Be afraid. Be very afraid anytime the government comes to take your wealth. What else will they come to take away from you?
That is not the kind of change America needs.
S.G. Hayes
LAS VEGAS
Raw deal
To the editor:
So the economic bailout went ahead without regard to the citizens who were against it. All those e-mails and phone calls to members of Congress were ignored.
So now let me ask, who will have to pay for this bill? What do we get? I have worked all my life, paid taxes and paid my bills. My house is lower in value, my mortgage is the same as always. Yet for those who have borrowed unwisely on their homes and credit cards, I am expected to pay their bills?
What happens when the equity in their homes increases and they move on to greener pastures? They have a profit, and I am still stuck in my home having paid all these taxes to benefit a few?
Who will give us honest hardworking folks a break?
Susan Hooper
LAS VEGAS
Big spender
To the editor:
Every day, Sen. Barack Obama is offering new tax cuts or new spending plans. It sounds like he is trying to bribe the American voter.
Sen. Obama could become the trillion-dollar man -- that is, he could become the first president to generate trillion-dollar annual budget deficits.
James Nance
HENDERSON
Informed electorate
To the editor:
Regarding the article in Monday's Review-Journal, "McCain seeks Hispanic vote":
Cindy Florez, while registering to vote, told The Associated Press's Kathleen Hennessey that she does not always remember the name of her favored presidential candidate, but she knows she will vote Democratic.
Fine. I respect anyone's choice and views, politically. But what concerns me about voters such as Ms. Florez is whether they understand the platform their candidate is running on and the issues of the campaign.
Let's hope Ms. Florez will do her homework before Election Day and know why she is casting her vote.
David Byars
LAS VEGAS
Life in an HOA
To the editor:
Edward R. Duffy hit the nail on the head many times in his Wednesday letter to the editor ("Homeowner associations"), but he also missed by a mile on a big issue.
What the Legislature also never fathomed when it passed its 1973 legislation establishing planned-unit developments was that homeowners associations would ever grow to the size developers have made them today, or that owners would be so apathetic about the governance of their communities.

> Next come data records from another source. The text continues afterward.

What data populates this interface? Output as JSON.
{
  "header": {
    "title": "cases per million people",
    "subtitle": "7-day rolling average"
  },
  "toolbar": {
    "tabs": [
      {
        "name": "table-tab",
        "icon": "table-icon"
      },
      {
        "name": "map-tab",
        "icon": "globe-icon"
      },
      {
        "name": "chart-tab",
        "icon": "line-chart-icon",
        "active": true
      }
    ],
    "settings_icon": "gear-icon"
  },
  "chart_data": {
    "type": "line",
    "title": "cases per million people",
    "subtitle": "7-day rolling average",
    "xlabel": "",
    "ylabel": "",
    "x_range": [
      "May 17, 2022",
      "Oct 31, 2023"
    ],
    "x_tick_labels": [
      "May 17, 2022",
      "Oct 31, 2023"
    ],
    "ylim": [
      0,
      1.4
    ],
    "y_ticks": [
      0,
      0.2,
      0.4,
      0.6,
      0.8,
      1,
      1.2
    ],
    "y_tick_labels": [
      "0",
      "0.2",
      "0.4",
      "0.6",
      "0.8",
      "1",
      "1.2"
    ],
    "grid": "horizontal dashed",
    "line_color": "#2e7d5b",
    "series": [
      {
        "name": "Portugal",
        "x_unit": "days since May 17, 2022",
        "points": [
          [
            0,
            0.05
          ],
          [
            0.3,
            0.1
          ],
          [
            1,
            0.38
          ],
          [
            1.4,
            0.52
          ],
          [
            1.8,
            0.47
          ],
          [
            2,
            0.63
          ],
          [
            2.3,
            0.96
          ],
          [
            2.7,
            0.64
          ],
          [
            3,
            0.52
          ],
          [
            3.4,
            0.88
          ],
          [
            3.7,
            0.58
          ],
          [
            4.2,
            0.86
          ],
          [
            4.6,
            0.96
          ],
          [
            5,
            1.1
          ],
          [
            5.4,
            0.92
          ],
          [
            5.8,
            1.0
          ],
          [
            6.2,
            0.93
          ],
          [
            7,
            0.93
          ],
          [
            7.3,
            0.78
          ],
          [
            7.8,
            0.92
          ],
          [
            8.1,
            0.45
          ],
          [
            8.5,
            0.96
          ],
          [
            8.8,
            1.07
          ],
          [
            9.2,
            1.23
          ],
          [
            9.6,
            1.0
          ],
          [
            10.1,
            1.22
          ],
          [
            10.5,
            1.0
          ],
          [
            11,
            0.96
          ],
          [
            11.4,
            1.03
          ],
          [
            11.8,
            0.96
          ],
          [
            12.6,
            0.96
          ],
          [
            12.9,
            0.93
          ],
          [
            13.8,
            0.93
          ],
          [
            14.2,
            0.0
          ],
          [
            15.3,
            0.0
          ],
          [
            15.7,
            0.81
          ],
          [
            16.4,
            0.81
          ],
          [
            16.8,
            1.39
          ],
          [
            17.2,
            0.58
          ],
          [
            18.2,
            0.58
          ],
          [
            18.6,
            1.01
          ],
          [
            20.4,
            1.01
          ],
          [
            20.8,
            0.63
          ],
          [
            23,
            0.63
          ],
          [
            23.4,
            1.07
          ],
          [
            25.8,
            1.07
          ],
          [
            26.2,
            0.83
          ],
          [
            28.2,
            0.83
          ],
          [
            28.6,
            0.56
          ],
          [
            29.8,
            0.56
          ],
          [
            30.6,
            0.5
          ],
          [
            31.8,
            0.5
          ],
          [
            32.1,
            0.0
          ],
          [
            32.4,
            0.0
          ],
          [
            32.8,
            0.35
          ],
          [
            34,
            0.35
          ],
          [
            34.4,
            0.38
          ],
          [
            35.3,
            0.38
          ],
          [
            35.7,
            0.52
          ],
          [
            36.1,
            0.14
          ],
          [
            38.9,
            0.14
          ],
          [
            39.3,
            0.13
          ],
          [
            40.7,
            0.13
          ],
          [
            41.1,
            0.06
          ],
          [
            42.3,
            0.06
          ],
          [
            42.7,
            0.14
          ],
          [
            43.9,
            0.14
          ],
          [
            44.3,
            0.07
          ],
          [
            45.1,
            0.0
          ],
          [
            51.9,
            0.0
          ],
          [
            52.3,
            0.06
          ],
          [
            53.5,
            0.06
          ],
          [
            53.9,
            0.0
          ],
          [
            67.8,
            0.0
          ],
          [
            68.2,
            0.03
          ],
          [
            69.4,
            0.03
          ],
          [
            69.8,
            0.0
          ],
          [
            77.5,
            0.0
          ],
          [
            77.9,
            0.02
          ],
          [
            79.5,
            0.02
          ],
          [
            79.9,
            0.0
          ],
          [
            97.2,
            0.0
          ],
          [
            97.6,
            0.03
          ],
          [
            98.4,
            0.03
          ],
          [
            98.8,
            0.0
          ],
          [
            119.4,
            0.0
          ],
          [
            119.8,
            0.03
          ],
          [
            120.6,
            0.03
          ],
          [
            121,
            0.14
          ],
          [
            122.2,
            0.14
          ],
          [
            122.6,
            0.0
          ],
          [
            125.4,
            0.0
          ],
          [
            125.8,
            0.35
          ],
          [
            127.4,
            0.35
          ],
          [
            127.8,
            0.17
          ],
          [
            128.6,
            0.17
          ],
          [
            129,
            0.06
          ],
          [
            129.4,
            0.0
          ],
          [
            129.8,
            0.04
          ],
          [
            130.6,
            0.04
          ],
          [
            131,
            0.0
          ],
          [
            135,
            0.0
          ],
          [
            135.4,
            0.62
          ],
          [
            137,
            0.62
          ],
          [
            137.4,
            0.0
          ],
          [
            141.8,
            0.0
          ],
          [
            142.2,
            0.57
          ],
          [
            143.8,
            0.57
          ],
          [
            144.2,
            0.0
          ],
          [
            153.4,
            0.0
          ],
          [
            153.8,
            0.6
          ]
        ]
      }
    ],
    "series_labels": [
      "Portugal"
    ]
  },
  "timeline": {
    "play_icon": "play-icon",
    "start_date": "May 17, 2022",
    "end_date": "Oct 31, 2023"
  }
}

Yes, the developers write the covenants, codes and restrictions, and 99 percent of the time those documents are faulty and self-serving, and most assuredly many inflame ire rather than bring peace to a neighborhood.
That said anyone who has ever served on a board knows the agony of attempting to make changes, even minor ones, in those documents. Thanks to the Legislature, the percentage of resident votes needed to accomplish this task is huge; given the size that most HOAs now are and the apathy of most residents, forget about it.
Several years ago, I was serving on the board of a 1,200-home HOA, and all we wanted to do was make the CC&Rs current with Nevada Revised Statutes and rewrite them in plain, simple English, so they were not in legalese, but easy-to-understand language. After having our attorney do a rough draft and send it to the residents twice, with few returns, we sent a letter putting into dollars and cents what these mailings were costing the association. We left the documents the way they were.